CT is a new requirement that will be mandatory from early next year and will require that all certificates are logged in a public log if the browser is to trust them. You can read the article for more details on CT but what will generally happen is that a CA will log all certificates it issues in a CT log.
These logs are totally public and anyone can search them so the idea is that if a certificate is issued for your site, you will know about it. For example, here you can see all certificates issued for my domain and you can search for your own, you can also use CertSpotter from sslmate to do the same and I use the Facebook Certificate Transparency Monitoring tool which will send you an email each time a new certificate is issued for your domain/s. CT is a fantastic idea and I can't wait for it to become mandatory but there is one thing to note and it's that CT is only the first step. Knowing about these certificates is great but we still have all of the above mentioned problems with revoking them. That said, we can only tackle one problem at once and having the best revocation mechanisms in the world is no good if we don't know about the certificates we need to revoke. CT gives us that much at least.
Certificate Authority Authorisation
Stopping a certificate being issued is much easier than trying to revoke it and this is exactly what Certificate Authority Authorisation allows us to start doing. Again, there are further details in the linked article but the short version is that we can now authorise only specific CAs to issue certificates for us instead of the current situation where we can't indicate any preference at all. It's as simple as creating a DNS record:
scotthelme.co.uk. IN CAA 0 issue "letsencrypt.org"
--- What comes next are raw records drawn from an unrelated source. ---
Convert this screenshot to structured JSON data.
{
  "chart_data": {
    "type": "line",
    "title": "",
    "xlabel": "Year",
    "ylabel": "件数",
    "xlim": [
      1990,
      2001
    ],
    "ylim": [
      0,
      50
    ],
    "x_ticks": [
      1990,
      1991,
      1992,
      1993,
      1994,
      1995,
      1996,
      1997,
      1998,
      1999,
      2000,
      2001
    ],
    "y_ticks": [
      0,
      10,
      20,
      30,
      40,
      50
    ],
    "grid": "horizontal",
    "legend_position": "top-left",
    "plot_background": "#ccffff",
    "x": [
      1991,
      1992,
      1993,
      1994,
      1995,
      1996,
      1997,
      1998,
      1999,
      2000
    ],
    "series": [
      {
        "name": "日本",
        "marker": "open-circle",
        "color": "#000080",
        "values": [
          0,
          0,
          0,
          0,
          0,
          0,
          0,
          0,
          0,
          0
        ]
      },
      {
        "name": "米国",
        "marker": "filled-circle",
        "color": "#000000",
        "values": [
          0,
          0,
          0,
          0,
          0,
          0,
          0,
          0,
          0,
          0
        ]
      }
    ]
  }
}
Whilst CAA isn't a particularly strong mechanism and it won't help in all mis-issuance scenarios, there are some where it can help us and we should assert our preference by creating a CAA record.
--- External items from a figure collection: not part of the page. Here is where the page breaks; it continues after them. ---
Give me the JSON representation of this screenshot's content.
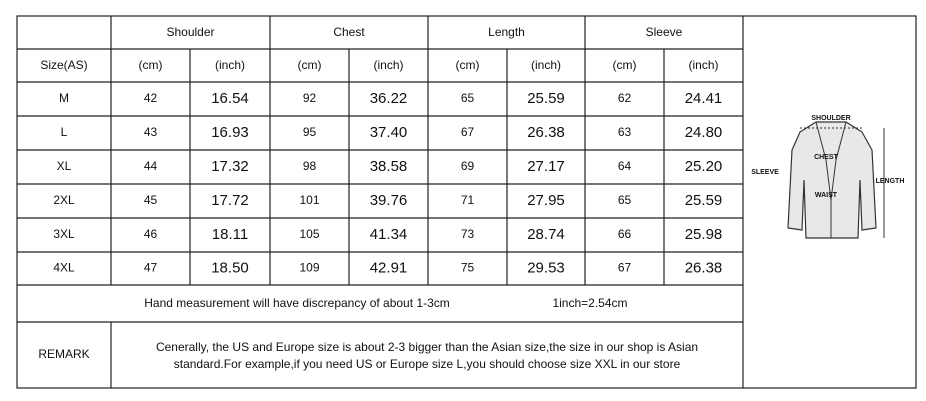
{
  "table": {
    "groups": [
      "Shoulder",
      "Chest",
      "Length",
      "Sleeve"
    ],
    "subheader": [
      "Size(AS)",
      "(cm)",
      "(inch)",
      "(cm)",
      "(inch)",
      "(cm)",
      "(inch)",
      "(cm)",
      "(inch)"
    ],
    "rows": [
      [
        "M",
        "42",
        "16.54",
        "92",
        "36.22",
        "65",
        "25.59",
        "62",
        "24.41"
      ],
      [
        "L",
        "43",
        "16.93",
        "95",
        "37.40",
        "67",
        "26.38",
        "63",
        "24.80"
      ],
      [
        "XL",
        "44",
        "17.32",
        "98",
        "38.58",
        "69",
        "27.17",
        "64",
        "25.20"
      ],
      [
        "2XL",
        "45",
        "17.72",
        "101",
        "39.76",
        "71",
        "27.95",
        "65",
        "25.59"
      ],
      [
        "3XL",
        "46",
        "18.11",
        "105",
        "41.34",
        "73",
        "28.74",
        "66",
        "25.98"
      ],
      [
        "4XL",
        "47",
        "18.50",
        "109",
        "42.91",
        "75",
        "29.53",
        "67",
        "26.38"
      ]
    ],
    "note": [
      "Hand measurement will have discrepancy of about 1-3cm",
      "1inch=2.54cm"
    ],
    "remark_label": "REMARK",
    "remark_lines": [
      "Cenerally, the US and Europe size is about 2-3 bigger than the Asian size,the size in our shop is Asian",
      "standard.For example,if you need US or Europe size L,you should choose size XXL in our store"
    ]
  },
  "figure": {
    "labels": [
      "SHOULDER",
      "CHEST",
      "WAIST",
      "SLEEVE",
      "LENGTH"
    ]
  }
}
As it currently stands there is a real problem, we can't revoke certificates if someone obtains our private key. Just imagine how that will play out the next time Heartbleed comes along! One thing that you can do to try and limit the impact of a compromise is to reduce the validity period of certificates you obtain. Instead of three years go for one year or even less. Let's Encrypt only issue certificates that are valid for ninety days! With a reduced lifetime on your certificate you have less of a problem if you're compromised because an attacker has less time to abuse the certificate before it expires. Beyond this, there's very little we can do.
To demonstrate the issue and just how real this is, try and visit the new subdomain I setup on my site, revoked.scotthelme.co.uk. As you can probably guess this subdomain is using a revoked certificate and there's a good chance that it will load just fine. If it doesn't, if you do get a warning about the certificate having expired, then your browser is still doing an OCSP check and you just told the CA you were going to my site. To prove that this soft fail check is pointless you can add a hosts entry for
ocsp.int-x3.letsencrypt.org to resolve to
127.0.0.1 or block it via some other means and then try the same thing again. This time the page will load just fine because the revocation check will fail and the browser will continue loading the page. Some use that is...
The final point I want to close on is a question, and it's this. Should we fix revocation? That's a story for another day though!